Setting information resources

Five crowns information resources for adventurers

Getting information from NPCs boils down to four things: (a) who is being asked the questions, which determines what information is known and also what perspective the information is delivered from, (b) who is asking the questions, © circumstances of the conversation (does the information source feel safe or threatened, for example), and (d) how the questions are posed.

There are several resources that can be found in a common city or town. Each description below includes how accessible the resource will be to adventurers or what would be required to gain information as well as the sort of information the resource/location is likely to provide. The list is from generally accessible to generally difficult to access:

Tavern/Pub/Inn: Resources in the local pub are easily accessible with a cross-section of several of the other members of this list. The bartender and barmaids will often require an economic exchange to reveal their information. Patrons can often be encouraged to share with a round of drinks. Often the information obtained amounts to rumors and incomplete knowledge, but a pub is an excellent source to understand the general state of the population. However, since experts enjoy an evening of carousing, sometimes the mixing pot of a pub can find the most in-depth information.

Temple, acolytes: Several temples have some of their resources open to the general public, monitored by the acolytes or other clergy at the lower end of the temple’s hierarchy. Acolytes can be knowledgable about the comings and goings of visitors to the temple and the surrounding area. They are often, also, a good resource for understanding the general state of the commoners of a town or city.

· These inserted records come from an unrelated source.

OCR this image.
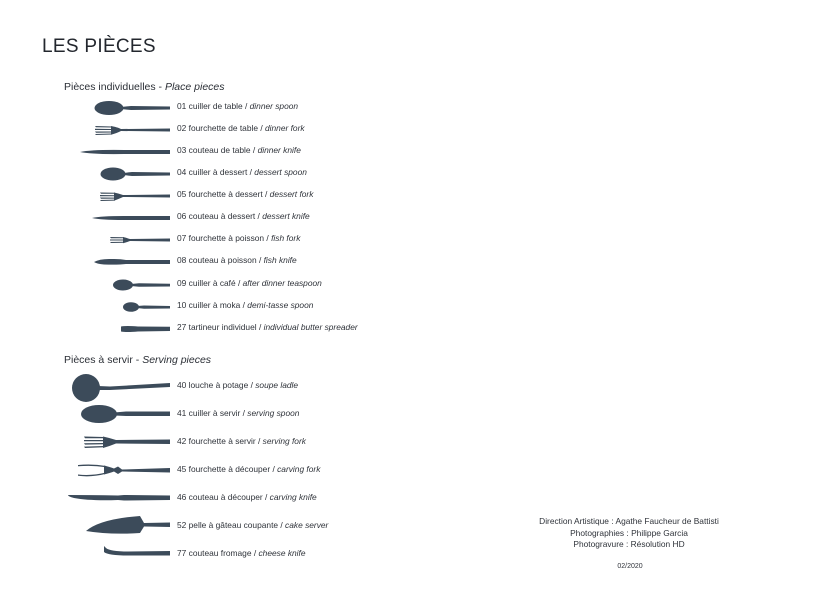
LES PIÈCES
Pièces individuelles - Place pieces
01 cuiller de table / dinner spoon
02 fourchette de table / dinner fork
03 couteau de table / dinner knife
04 cuiller à dessert / dessert spoon
05 fourchette à dessert / dessert fork
06 couteau à dessert / dessert knife
07 fourchette à poisson / fish fork
08 couteau à poisson / fish knife
09 cuiller à café / after dinner teaspoon
10 cuiller à moka / demi-tasse spoon
27 tartineur individuel / individual butter spreader
Pièces à servir - Serving pieces
40 louche à potage / soupe ladle
41 cuiller à servir / serving spoon
42 fourchette à servir / serving fork
45 fourchette à découper / carving fork
46 couteau à découper / carving knife
52 pelle à gâteau coupante / cake server
77 couteau fromage / cheese knife
Direction Artistique : Agathe Faucheur de Battisti
Photographies : Philippe Garcia
Photogravure : Résolution HD
02/2020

Shop Owners and tradesmen (such as blacksmiths): Street vendors and shop owners alike will want to be available to potential customers, however, they may consider precious information something to be sold just as they are used to selling their wares. Owners usually have information about their clientele as well the area where they sell.

City Guard, individual policing agents: Generally a city has it guard as its policing agents. Nobles often have their own guards as well. Sometimes, guilds employ private guards as well. The typical guard will be reluctant to give out information if it risks their position in any way.

Town Elder(s): Not customarily found in larger cities, but fairly common in smaller towns, a town elder may have no formal position in the governance of the town, but is often sought for their wisdom and guidance. Sometimes town members can be protective of their respected elders, making it difficult for an outsider to get their help. An elder will know a good deal of the town’s history and leadership. They often know a great deal about the surrounding area and politics with neighboring towns as well.

Libraries: todo

City Guard, leaders: todo

Temple, leaders: Often template leaders are more difficult to meet with, however, they tend to have a better understanding of a town or cities politics and would likely have direct access to lords and nobles.

Guild leaders: todo

Nobles: Access to the upper class is fairly difficult to achieve without an existing contact or if a character is a noble themselves. Nobles are not often found in local taverns or pubs, since they perform to entertain in their own homes.

Wizards: Wizards (and other magic users) notoriously difficult to meet with for different reasons; sometimes they are reclusive, sometimes hard working, and often just seen as potentially dangerous to interrupt. Wizards can supply a good deal of arcane knowledge, but may guard the information protectively. Wizards commonly have a private library, but would likely need to be convinced to share its contents with strangers.